L'« après-cancer » plus rude que le traitement pour 61 % des patients

Le 7e Observatoire sociétal des cancers souligne la nécessité de soutenir sur le long terme les personnes ayant été atteintes d'un cancer.

Par Anne Jeanblanc (Le Point)

Près de 60 % des personnes atteintes d'un cancer en guérissent, mais 61 % d'entre elles considèrent que « l'après-cancer » est plus difficile à vivre que les traitements. D'autre part, 73 % estiment que cette maladie a été l'un des événements les plus marquants de leur existence et 19 % jugent qu'elle leur a permis « de prendre un nouveau départ ». Ce sont les principaux enseignements de la 7e édition de l'Observatoire sociétal de la Ligue contre le cancer. Les résultats de l'étude ont été publiés ce lundi matin, en ce premier jour d'Octobre rose, consacré au cancer du sein. Dans son rapport intitulé Après un cancer, le combat continue !, l'association a mis l'accent sur « les conséquences du cancer jusqu'à 25 ans après la fin des traitements pour les malades et leurs proches, que ce soit au niveau familial, social, économique ou professionnel ».

Les auteurs de l'étude jugent « incompréhensible » que seuls 32 % des personnes interrogées aient entendu le mot « guérison » 10, 15 ou même 20 ans après la fin de leurs traitements. Ils notent que 7 % des personnes interrogées cumulent de « très fortes conséquences » psychologiques, physiques, professionnelles, financières, ainsi que sur les projets de vie. Cela touche le plus souvent les femmes, les personnes âgées de moins de 60 ans, celles qui ont eu plusieurs cancers, les patients qui ont terminé leurs traitements depuis moins de 5 ans et ceux qui ont souffert d'un cancer des voies aérodigestives.

Mieux « protéger »

La Ligue regrette que « 17 % des personnes interrogées qui exerçaient une activité professionnelle avant les traitements n'ont jamais repris le travail ». Globalement, « 22 % ont été confrontés à des difficultés d'accès à l'emploi et 21 % ont connu des difficultés dans la poursuite de leur carrière professionnelle ». Les pertes financières sont jugées « importantes » par 27 % des personnes interrogées ayant arrêté leur activité professionnelle pendant leurs traitements et par 42 % des personnes interrogées n'ayant jamais repris leur activité professionnelle.

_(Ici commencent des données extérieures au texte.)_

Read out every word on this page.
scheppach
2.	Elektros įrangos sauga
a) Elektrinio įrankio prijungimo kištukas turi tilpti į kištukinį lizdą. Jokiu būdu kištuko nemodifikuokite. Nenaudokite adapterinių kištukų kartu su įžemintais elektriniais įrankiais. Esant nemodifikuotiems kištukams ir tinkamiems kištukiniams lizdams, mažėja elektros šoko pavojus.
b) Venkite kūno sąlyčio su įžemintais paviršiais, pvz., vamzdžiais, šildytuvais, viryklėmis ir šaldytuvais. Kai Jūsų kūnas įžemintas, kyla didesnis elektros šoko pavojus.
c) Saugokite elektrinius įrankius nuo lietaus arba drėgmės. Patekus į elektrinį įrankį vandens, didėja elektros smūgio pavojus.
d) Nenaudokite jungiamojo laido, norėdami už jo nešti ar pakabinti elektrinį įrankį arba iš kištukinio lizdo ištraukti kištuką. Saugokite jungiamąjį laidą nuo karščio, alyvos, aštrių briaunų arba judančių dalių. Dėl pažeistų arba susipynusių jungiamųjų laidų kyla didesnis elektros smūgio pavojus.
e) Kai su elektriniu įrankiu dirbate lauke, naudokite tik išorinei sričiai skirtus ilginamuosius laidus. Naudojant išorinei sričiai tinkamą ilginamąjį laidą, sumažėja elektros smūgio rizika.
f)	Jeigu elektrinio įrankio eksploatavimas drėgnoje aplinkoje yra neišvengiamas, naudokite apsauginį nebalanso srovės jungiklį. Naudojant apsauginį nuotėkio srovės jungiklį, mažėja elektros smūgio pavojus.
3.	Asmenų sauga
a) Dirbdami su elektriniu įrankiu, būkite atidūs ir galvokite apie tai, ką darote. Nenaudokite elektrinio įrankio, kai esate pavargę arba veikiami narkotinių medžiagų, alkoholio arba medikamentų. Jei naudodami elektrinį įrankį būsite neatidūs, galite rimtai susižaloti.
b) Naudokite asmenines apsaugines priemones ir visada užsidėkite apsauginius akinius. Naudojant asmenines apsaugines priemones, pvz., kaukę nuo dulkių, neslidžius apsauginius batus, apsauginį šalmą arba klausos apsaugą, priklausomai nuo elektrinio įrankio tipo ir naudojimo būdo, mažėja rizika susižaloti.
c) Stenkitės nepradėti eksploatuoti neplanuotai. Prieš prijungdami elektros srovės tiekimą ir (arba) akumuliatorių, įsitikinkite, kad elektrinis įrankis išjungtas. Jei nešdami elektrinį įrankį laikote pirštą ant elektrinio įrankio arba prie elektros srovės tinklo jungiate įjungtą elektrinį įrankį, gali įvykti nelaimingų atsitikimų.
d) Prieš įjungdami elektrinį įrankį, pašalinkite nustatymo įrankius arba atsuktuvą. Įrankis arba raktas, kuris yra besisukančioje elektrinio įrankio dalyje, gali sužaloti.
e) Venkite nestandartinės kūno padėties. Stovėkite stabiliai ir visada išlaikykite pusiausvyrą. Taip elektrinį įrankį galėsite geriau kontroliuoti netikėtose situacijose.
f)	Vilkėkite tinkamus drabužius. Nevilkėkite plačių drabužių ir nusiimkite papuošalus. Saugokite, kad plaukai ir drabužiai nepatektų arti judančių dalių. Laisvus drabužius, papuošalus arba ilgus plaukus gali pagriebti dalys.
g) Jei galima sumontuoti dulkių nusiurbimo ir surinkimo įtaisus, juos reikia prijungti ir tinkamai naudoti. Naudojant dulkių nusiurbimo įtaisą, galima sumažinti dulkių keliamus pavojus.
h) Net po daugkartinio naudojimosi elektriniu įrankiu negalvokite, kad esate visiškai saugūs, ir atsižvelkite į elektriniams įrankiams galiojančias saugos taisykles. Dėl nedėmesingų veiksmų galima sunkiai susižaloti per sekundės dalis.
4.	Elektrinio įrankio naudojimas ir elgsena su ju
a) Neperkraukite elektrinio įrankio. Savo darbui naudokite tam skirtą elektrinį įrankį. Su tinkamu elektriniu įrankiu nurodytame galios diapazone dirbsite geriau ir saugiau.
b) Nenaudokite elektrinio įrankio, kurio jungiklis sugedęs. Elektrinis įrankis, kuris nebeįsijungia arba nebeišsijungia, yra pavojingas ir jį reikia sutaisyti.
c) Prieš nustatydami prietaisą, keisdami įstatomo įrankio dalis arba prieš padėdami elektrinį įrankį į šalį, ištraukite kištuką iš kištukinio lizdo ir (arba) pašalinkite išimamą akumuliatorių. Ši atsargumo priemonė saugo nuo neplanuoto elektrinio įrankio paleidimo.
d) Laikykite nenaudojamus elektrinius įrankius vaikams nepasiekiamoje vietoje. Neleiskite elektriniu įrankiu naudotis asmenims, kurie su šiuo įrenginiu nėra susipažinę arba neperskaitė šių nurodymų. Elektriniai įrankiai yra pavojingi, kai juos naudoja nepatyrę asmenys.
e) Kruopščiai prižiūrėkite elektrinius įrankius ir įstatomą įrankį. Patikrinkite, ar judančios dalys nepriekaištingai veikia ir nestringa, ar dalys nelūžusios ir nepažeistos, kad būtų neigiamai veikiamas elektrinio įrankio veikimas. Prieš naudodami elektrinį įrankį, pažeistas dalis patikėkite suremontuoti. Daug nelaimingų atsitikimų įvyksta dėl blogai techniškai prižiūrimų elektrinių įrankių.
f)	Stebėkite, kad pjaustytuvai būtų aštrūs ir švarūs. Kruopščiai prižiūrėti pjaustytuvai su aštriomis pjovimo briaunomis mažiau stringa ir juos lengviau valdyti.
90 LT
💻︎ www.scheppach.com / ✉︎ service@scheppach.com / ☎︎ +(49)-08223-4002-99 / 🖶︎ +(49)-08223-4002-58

Quant au reste à charge, il demeure élevé : une personne sur deux en déclare un (évalué à 301 euros par an en moyenne) entre 2 et 5 ans après la fin des traitements et elles sont encore presque 2 sur 10 à en déclarer après plus de 25 ans (287 euros en moyenne). Ces frais sont liés aux transports pour les examens de suivi ou à des consultations avec des professionnels comme des psychologues ou des diététiciens. Ils peuvent aussi être dus à des médicaments peu ou pas remboursés qui sont encore prescrits dans la période de l'après-cancer pour prévenir ou soigner les effets indésirables (29 % des personnes), à des dépassements d'honoraires pour les opérations de reconstruction mammaire ou de changement d'implant mammaire plus de 10 ans après la fin des traitements (23 %), ou des problèmes dentaires (18 %). C'est pourquoi la Ligue demande une « protection » sur le long terme des personnes qui ont été atteintes d'un cancer.